Der große Architekt sorgte dafür, dass sein Werk so bleibt, wie sie ist. Die von ihm erlassenen Baugesetze lassen keine Veränderung zu. Das treibt die Immobilienpreise in die Höhe. Candigarh, dessen Mieten ursprünglich bei etwa zehn Prozent des Einkommens angesetzt waren, wird für die untere Mittelschicht zunehmend unleistbar. In der Stadt, die für 500.000 Einwohner ausgelegt war, lebten 2019 an die 1.150.000 Menschen, heute sind es sicher noch mehr. An den Stadträndern bilden sich Slums, dafür siedeln sich in der Stadt zunehmend sehr wohlhabende Menschen an. Le Corbusier plante ohne interkulturellen, kontextuellen Bezug, er war kaum in Indien. Die Stadt altert schlecht. Das subtropische Klima mit extremer Hitze, den starken Regenfällen und dem Monsun macht dem Beton zu schaffen.
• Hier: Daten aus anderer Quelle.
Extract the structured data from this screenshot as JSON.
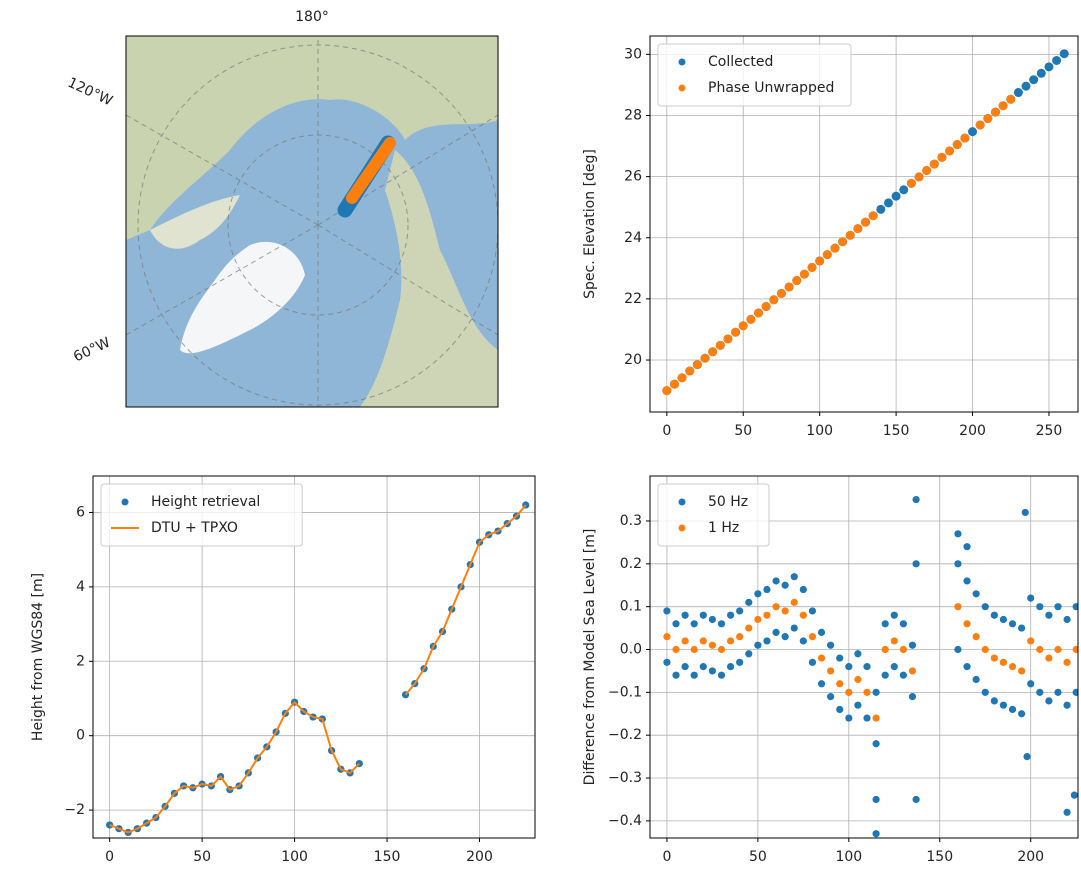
{
  "chart_data": [
    {
      "type": "map",
      "lon_labels": [
        "180°",
        "120°W",
        "60°W"
      ]
    },
    {
      "type": "scatter",
      "ylabel": "Spec. Elevation [deg]",
      "xlim": [
        -11,
        269
      ],
      "ylim": [
        18.3,
        30.6
      ],
      "xticks": [
        0,
        50,
        100,
        150,
        200,
        250
      ],
      "yticks": [
        20,
        22,
        24,
        26,
        28,
        30
      ],
      "grid": true,
      "legend": "upper left",
      "series": [
        {
          "name": "Collected",
          "color": "#1f77b4",
          "x": [
            0,
            5,
            10,
            15,
            20,
            25,
            30,
            35,
            40,
            45,
            50,
            55,
            60,
            65,
            70,
            75,
            80,
            85,
            90,
            95,
            100,
            105,
            110,
            115,
            120,
            125,
            130,
            135,
            140,
            145,
            150,
            155,
            160,
            165,
            170,
            175,
            180,
            185,
            190,
            195,
            200,
            205,
            210,
            215,
            220,
            225,
            230,
            235,
            240,
            245,
            250,
            255,
            260
          ],
          "values": [
            19.0,
            19.21,
            19.42,
            19.64,
            19.85,
            20.06,
            20.27,
            20.48,
            20.69,
            20.91,
            21.12,
            21.33,
            21.54,
            21.75,
            21.97,
            22.18,
            22.39,
            22.6,
            22.81,
            23.03,
            23.24,
            23.45,
            23.66,
            23.87,
            24.08,
            24.3,
            24.51,
            24.72,
            24.93,
            25.14,
            25.36,
            25.57,
            25.78,
            25.99,
            26.2,
            26.41,
            26.63,
            26.84,
            27.05,
            27.26,
            27.47,
            27.69,
            27.9,
            28.11,
            28.32,
            28.53,
            28.75,
            28.96,
            29.17,
            29.38,
            29.59,
            29.8,
            30.02
          ]
        },
        {
          "name": "Phase Unwrapped",
          "color": "#ff7f0e",
          "x": [
            0,
            5,
            10,
            15,
            20,
            25,
            30,
            35,
            40,
            45,
            50,
            55,
            60,
            65,
            70,
            75,
            80,
            85,
            90,
            95,
            100,
            105,
            110,
            115,
            120,
            125,
            130,
            135,
            160,
            165,
            170,
            175,
            180,
            185,
            190,
            195,
            205,
            210,
            215,
            220,
            225
          ],
          "values": [
            19.0,
            19.21,
            19.42,
            19.64,
            19.85,
            20.06,
            20.27,
            20.48,
            20.69,
            20.91,
            21.12,
            21.33,
            21.54,
            21.75,
            21.97,
            22.18,
            22.39,
            22.6,
            22.81,
            23.03,
            23.24,
            23.45,
            23.66,
            23.87,
            24.08,
            24.3,
            24.51,
            24.72,
            25.78,
            25.99,
            26.2,
            26.41,
            26.63,
            26.84,
            27.05,
            27.26,
            27.69,
            27.9,
            28.11,
            28.32,
            28.53
          ]
        }
      ]
    },
    {
      "type": "line",
      "ylabel": "Height from WGS84 [m]",
      "xlim": [
        -9,
        230
      ],
      "ylim": [
        -2.75,
        6.98
      ],
      "xticks": [
        0,
        50,
        100,
        150,
        200
      ],
      "yticks": [
        {
          "value": -2,
          "label": "−2"
        },
        0,
        2,
        4,
        6
      ],
      "grid": true,
      "legend": "upper left",
      "x": [
        0,
        5,
        10,
        15,
        20,
        25,
        30,
        35,
        40,
        45,
        50,
        55,
        60,
        65,
        70,
        75,
        80,
        85,
        90,
        95,
        100,
        105,
        110,
        115,
        120,
        125,
        130,
        135,
        145,
        150,
        155,
        160,
        165,
        170,
        175,
        180,
        185,
        190,
        195,
        200,
        205,
        210,
        215,
        220,
        225
      ],
      "series": [
        {
          "name": "Height retrieval",
          "color": "#1f77b4",
          "style": "scatter",
          "values": [
            -2.4,
            -2.5,
            -2.6,
            -2.5,
            -2.35,
            -2.2,
            -1.9,
            -1.55,
            -1.35,
            -1.4,
            -1.3,
            -1.35,
            -1.1,
            -1.45,
            -1.35,
            -1.0,
            -0.6,
            -0.3,
            0.1,
            0.6,
            0.9,
            0.65,
            0.5,
            0.45,
            -0.4,
            -0.9,
            -1.0,
            -0.75,
            null,
            null,
            null,
            1.1,
            1.4,
            1.8,
            2.4,
            2.8,
            3.4,
            4.0,
            4.6,
            5.2,
            5.4,
            5.5,
            5.7,
            5.9,
            6.2
          ]
        },
        {
          "name": "DTU + TPXO",
          "color": "#ff7f0e",
          "style": "line",
          "values": [
            -2.4,
            -2.5,
            -2.6,
            -2.5,
            -2.35,
            -2.2,
            -1.9,
            -1.55,
            -1.35,
            -1.4,
            -1.3,
            -1.35,
            -1.1,
            -1.45,
            -1.35,
            -1.0,
            -0.6,
            -0.3,
            0.1,
            0.6,
            0.9,
            0.65,
            0.5,
            0.45,
            -0.4,
            -0.9,
            -1.0,
            -0.75,
            null,
            null,
            null,
            1.1,
            1.4,
            1.8,
            2.4,
            2.8,
            3.4,
            4.0,
            4.6,
            5.2,
            5.4,
            5.5,
            5.7,
            5.9,
            6.2
          ]
        }
      ]
    },
    {
      "type": "scatter",
      "ylabel": "Difference from Model Sea Level [m]",
      "xlim": [
        -9.3,
        226
      ],
      "ylim": [
        -0.44,
        0.405
      ],
      "xticks": [
        0,
        50,
        100,
        150,
        200
      ],
      "yticks": [
        {
          "value": -0.4,
          "label": "−0.4"
        },
        {
          "value": -0.3,
          "label": "−0.3"
        },
        {
          "value": -0.2,
          "label": "−0.2"
        },
        {
          "value": -0.1,
          "label": "−0.1"
        },
        {
          "value": 0,
          "label": "0.0"
        },
        0.1,
        0.2,
        0.3
      ],
      "grid": true,
      "legend": "upper left",
      "series": [
        {
          "name": "50 Hz",
          "color": "#1f77b4",
          "x": [
            0,
            0,
            5,
            5,
            10,
            10,
            15,
            15,
            20,
            20,
            25,
            25,
            30,
            30,
            35,
            35,
            40,
            40,
            45,
            45,
            50,
            50,
            55,
            55,
            60,
            60,
            65,
            65,
            70,
            70,
            75,
            75,
            80,
            80,
            85,
            85,
            90,
            90,
            95,
            95,
            100,
            100,
            105,
            105,
            110,
            110,
            115,
            115,
            120,
            120,
            125,
            125,
            130,
            130,
            135,
            135,
            160,
            160,
            165,
            165,
            170,
            170,
            175,
            175,
            180,
            180,
            185,
            185,
            190,
            190,
            195,
            195,
            200,
            200,
            205,
            205,
            210,
            210,
            215,
            215,
            220,
            220,
            225,
            225,
            115,
            115,
            137,
            137,
            137,
            197,
            198,
            220,
            224,
            160,
            165
          ],
          "values": [
            0.09,
            -0.03,
            0.06,
            -0.06,
            0.08,
            -0.04,
            0.06,
            -0.06,
            0.08,
            -0.04,
            0.07,
            -0.05,
            0.06,
            -0.06,
            0.08,
            -0.04,
            0.09,
            -0.03,
            0.11,
            -0.01,
            0.13,
            0.01,
            0.14,
            0.02,
            0.16,
            0.04,
            0.15,
            0.03,
            0.17,
            0.05,
            0.14,
            0.02,
            0.09,
            -0.03,
            0.04,
            -0.08,
            0.01,
            -0.11,
            -0.02,
            -0.14,
            -0.04,
            -0.16,
            -0.01,
            -0.13,
            -0.04,
            -0.16,
            -0.1,
            -0.22,
            0.06,
            -0.06,
            0.08,
            -0.04,
            0.06,
            -0.06,
            0.01,
            -0.11,
            0.2,
            0.0,
            0.16,
            -0.04,
            0.13,
            -0.07,
            0.1,
            -0.1,
            0.08,
            -0.12,
            0.07,
            -0.13,
            0.06,
            -0.14,
            0.05,
            -0.15,
            0.12,
            -0.08,
            0.1,
            -0.1,
            0.08,
            -0.12,
            0.1,
            -0.1,
            0.07,
            -0.13,
            0.1,
            -0.1,
            -0.43,
            -0.35,
            0.35,
            0.2,
            -0.35,
            0.32,
            -0.25,
            -0.38,
            -0.34,
            0.27,
            0.24
          ]
        },
        {
          "name": "1 Hz",
          "color": "#ff7f0e",
          "x": [
            0,
            5,
            10,
            15,
            20,
            25,
            30,
            35,
            40,
            45,
            50,
            55,
            60,
            65,
            70,
            75,
            80,
            85,
            90,
            95,
            100,
            105,
            110,
            115,
            120,
            125,
            130,
            135,
            160,
            165,
            170,
            175,
            180,
            185,
            190,
            195,
            200,
            205,
            210,
            215,
            220,
            225
          ],
          "values": [
            0.03,
            0.0,
            0.02,
            0.0,
            0.02,
            0.01,
            0.0,
            0.02,
            0.03,
            0.05,
            0.07,
            0.08,
            0.1,
            0.09,
            0.11,
            0.08,
            0.03,
            -0.02,
            -0.05,
            -0.08,
            -0.1,
            -0.07,
            -0.1,
            -0.16,
            0.0,
            0.02,
            0.0,
            -0.05,
            0.1,
            0.06,
            0.03,
            0.0,
            -0.02,
            -0.03,
            -0.04,
            -0.05,
            0.02,
            0.0,
            -0.02,
            0.0,
            -0.03,
            0.0
          ]
        }
      ]
    }
  ]
}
Das Schönste an diesem Film aber ist, dass er zeigt, wie sich die indische Kultur eine rigide nach westlichen Lebensvorstellungen geplante Stadt nach und nach aneignet. In dieser interkulturellen Transformation, in der Fähigkeit zu Anpassung, Veränderung und Wachstum liegt die Zukunft von Candigarh.